La cathédrale du Sacré-Coeur. Sermon de charité en faveur de la cathédrale d'Oran
Coubé Stéphen (abbé)
Ce sermon de charité, prononcé en 1900 en faveur de la future cathédrale du Sacré-Cœur d’Oran, s’inscrit dans une perspective à la fois religieuse et nationale. L’orateur part du constat de l’essor d’Oran, grand port méditerranéen et centre militaire important, symbole de la présence française en Algérie. Il souligne toutefois un contraste : malgré ses édifices civils et ses mosquées, la ville ne possède pas de cathédrale digne de son rang, ce qui constituerait une lacune pour une nation qui se veut porteuse de civilisation et de foi.

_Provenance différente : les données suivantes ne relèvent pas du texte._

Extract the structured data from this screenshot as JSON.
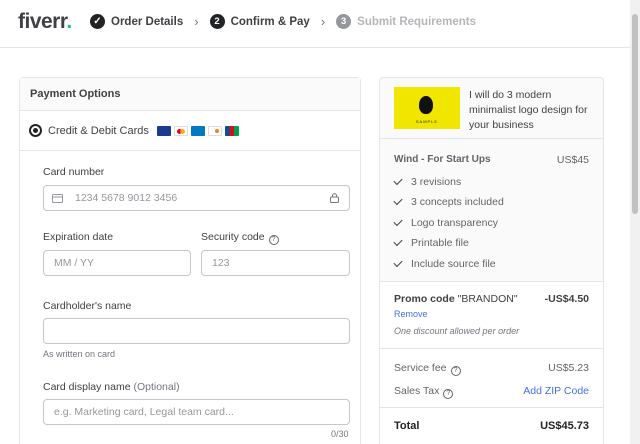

Le discours développe l’idée que l’expansion coloniale ne saurait se réduire à des intérêts politiques ou économiques. Toute nation qui conquiert des territoires aurait, selon l’orateur, une mission morale : apporter la justice, la liberté et la civilisation, et, pour une nation chrétienne, proposer la foi. Il insiste sur le rôle du christianisme comme fondement durable de la civilisation, estimant qu’aucun progrès véritable ne peut se maintenir sans lui.
Une critique est formulée à l’égard des premières années de l’occupation, accusées d’avoir négligé l’action missionnaire et laissé s’installer une indifférence religieuse. L’orateur évoque les conséquences de cette orientation, tant dans les relations avec les populations musulmanes que dans les troubles survenus ultérieurement. Il plaide pour une présence catholique visible et structurée, capable de témoigner publiquement de la foi.
La construction d’une cathédrale apparaît ainsi comme un acte symbolique et pastoral : affirmer la vocation chrétienne de la France, offrir un lieu de culte adapté aux fidèles d’Oran, et manifester, par la beauté et la solennité du monument, la dignité du culte. L’appel final invite les auditeurs à soutenir financièrement ce projet, présenté comme un devoir religieux et patriotique.